Als positiver Nebeneffekt hat der Film mich schon einmal
davon abgehalten, nach dem Sport noch eben die Nudeln von vorgestern zu
verspeisen – möglicherweise mit positiven Auswirkungen auf meine Gesundheit,
mindestens aber auf meine sportliche Leistung (na, welchen Sport betreibe ich
da so altersunangemessen übermotiviert? Wer richtig tippt, bekommt mein Rezept
für Nudeln mit Zitronenhuhn…)
Und ich weiß natürlich, dass dieser Beginn auch schon wieder
ein Beispiel für ignorantes Nicht-Verstehen und Verharmlosung der Problematik
Anorexia Nervosa ist, aber scheiß drauf was soll’s.
Sicher sieht sie gut aus, solange der Körper weitgehend bedeckt ist. Ist das zu wenig Abschreckung? Zu viel Attraktivität? Am Ende ist mal wieder jeder selbst für sich verantwortlich. |
In „To the Bone“ geht es um Magersucht. Heldin Eli ist
künstlerisch begabt und lebt in einer wirklich wilde Patchwork-Familie: soweit
ich es verfolgen konnte sind das a) eine genetische Mutter, b) deren Frau (Ehe
für alle! Juhu!), plus c) die (logorrhoesche) zweite Frau ihres Vaters und c) die
liebevolle kleine Stiefschwester, die genervt ist, dass sich alles um die Große
dreht.
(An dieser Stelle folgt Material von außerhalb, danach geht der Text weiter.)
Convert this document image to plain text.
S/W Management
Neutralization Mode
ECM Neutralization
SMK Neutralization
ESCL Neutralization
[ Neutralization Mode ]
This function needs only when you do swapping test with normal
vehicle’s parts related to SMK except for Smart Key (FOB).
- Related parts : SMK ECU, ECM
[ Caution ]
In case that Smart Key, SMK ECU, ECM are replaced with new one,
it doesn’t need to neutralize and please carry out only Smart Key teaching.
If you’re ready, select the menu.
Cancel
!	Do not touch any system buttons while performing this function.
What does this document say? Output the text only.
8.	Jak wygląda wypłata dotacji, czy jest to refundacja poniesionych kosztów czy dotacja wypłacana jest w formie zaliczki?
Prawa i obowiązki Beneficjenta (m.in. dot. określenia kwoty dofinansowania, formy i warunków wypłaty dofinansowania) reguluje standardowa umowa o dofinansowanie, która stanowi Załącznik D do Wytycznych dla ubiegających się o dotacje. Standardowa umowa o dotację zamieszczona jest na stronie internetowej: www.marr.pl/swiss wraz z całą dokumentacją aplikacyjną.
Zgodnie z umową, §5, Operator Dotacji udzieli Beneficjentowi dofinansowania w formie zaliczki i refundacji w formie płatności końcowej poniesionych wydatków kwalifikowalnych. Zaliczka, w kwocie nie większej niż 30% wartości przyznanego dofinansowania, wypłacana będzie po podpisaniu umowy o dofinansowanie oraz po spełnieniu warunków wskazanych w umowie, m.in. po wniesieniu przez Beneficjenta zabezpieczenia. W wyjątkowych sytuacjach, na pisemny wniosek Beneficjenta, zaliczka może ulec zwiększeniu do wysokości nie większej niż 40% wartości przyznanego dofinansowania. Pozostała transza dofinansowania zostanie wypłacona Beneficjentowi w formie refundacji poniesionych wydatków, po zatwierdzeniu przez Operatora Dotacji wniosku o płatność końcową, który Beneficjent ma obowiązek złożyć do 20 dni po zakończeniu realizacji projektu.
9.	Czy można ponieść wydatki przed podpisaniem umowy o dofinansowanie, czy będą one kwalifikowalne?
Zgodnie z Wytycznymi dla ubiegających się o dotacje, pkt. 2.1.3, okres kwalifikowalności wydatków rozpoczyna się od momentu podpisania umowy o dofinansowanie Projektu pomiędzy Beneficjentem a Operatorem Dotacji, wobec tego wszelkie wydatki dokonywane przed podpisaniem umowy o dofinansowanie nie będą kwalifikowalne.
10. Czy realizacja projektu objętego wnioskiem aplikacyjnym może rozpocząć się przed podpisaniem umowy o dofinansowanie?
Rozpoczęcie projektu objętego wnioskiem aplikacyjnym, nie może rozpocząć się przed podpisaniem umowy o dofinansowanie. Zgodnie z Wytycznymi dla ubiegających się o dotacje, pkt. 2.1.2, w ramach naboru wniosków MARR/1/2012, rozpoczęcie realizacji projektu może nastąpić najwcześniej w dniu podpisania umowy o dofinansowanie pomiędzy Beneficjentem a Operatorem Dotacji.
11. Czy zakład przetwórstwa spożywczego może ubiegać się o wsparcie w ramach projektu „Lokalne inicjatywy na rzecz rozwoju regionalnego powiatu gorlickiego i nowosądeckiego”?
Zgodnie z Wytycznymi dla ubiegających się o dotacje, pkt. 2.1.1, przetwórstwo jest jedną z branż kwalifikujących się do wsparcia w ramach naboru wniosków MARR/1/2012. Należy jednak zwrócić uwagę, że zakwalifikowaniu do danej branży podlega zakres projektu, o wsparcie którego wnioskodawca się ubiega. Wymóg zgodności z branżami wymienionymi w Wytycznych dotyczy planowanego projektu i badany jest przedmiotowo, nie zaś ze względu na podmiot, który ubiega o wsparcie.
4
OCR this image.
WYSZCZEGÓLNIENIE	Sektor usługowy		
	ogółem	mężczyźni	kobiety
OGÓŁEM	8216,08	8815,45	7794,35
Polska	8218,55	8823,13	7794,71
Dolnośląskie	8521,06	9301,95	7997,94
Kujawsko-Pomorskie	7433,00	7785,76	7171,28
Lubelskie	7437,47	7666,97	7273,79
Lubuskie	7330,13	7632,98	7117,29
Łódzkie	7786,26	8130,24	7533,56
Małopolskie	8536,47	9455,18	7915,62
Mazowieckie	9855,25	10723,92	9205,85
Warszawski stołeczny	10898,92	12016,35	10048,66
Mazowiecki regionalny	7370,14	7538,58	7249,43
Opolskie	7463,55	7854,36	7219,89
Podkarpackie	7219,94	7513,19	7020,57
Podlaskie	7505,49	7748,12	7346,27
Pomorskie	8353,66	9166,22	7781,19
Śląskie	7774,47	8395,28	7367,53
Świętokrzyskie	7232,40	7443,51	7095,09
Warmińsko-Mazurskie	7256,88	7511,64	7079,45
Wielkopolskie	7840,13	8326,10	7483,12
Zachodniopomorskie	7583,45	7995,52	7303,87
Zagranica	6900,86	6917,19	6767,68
Der d) Vater lässt sich (running Gag des Films) IMMER im letzten Moment
telefonisch entschuldigen wenn es um das Leben seiner Tochter geht –
wahrscheinlich geht ihm das einfach zu nahe, schnief....
„Da sind ziemlich viele Mütter hier im Raum“
Der Film erzählt in ruhigen Einstellungen, alle Darsteller
sind anmutig und sympathisch, die Heldin ist so außergewöhnlich begabt, wie man
es selbst vielleicht gern wäre, sogar für die verwirrten (Mütter) und
(abwesenden) Väter wird um Verständnis geworben. Deshalb operiert „To the Bone“
immer an der Kante zum „Pro-Ana“-Film, einer Bewegung, die Magersucht als
wünschenswertes oder zumindest gleichwertiges Verhalten darstellt. Hauptdarstellerin
Lily Colins (ja, die Tochter von Phil Colins) spielt intensiv und glaubwürdig.
Sie ist auch der Sicherheitsgurt des Films: selbst mit einer Magersucht-Vergangenheit
sagt sie zur Verherrlicht-der-Film-die-Magersucht-Kontroverse: „This was
something I needed to talk about and bring to the attention of more people […]
It is still considered quite taboo to talk about…“. Naja, für mich ist das allein
noch keine schlüssige Argumentation, aber es kann nicht jede Schauspielerin Jodie Foster oder Emma Watson sein.
Die Stärke des Films ist in meinen Augen, dass er dem
Phänomen sein Rätsel lässt. Eli antwortet vor dem Ganzkörperspiegel auf die
Frage ihrer Mutter „Findest Du das eigentlich schön“ schlicht mit „Nein“. Ohne
Erklärung und ohne Ausflüchte. Ein Rätsel, wie gesagt.
Fazit: Ein edukativ wertvoller und zugleich unterhaltsamer
Film, der den Empfindsamen unter uns die Augen schon mal etwas feucht werden
lassen kann. Für mich eine glatte ZWEI
P.S.: Bin runter auf 72 kg! Und ein Freund hat vor einer
Woche angemerkt „dass ich ja wohl auch ziemlich viel Krafttraining machte“ – das
freut den Waschbär!
P.P.S.: Natürlich reine Männerdiskriminierung und auch ein übles
Klischee, dieser Vater, der zuverlässig anruft, um zu sagen, dass er zur
Familientherapiesitzung jetzt doch nicht kommt. Aber lustig!
P.P.P.S.: Ja, ich weiß, was Anexoria Athletica bedeutet.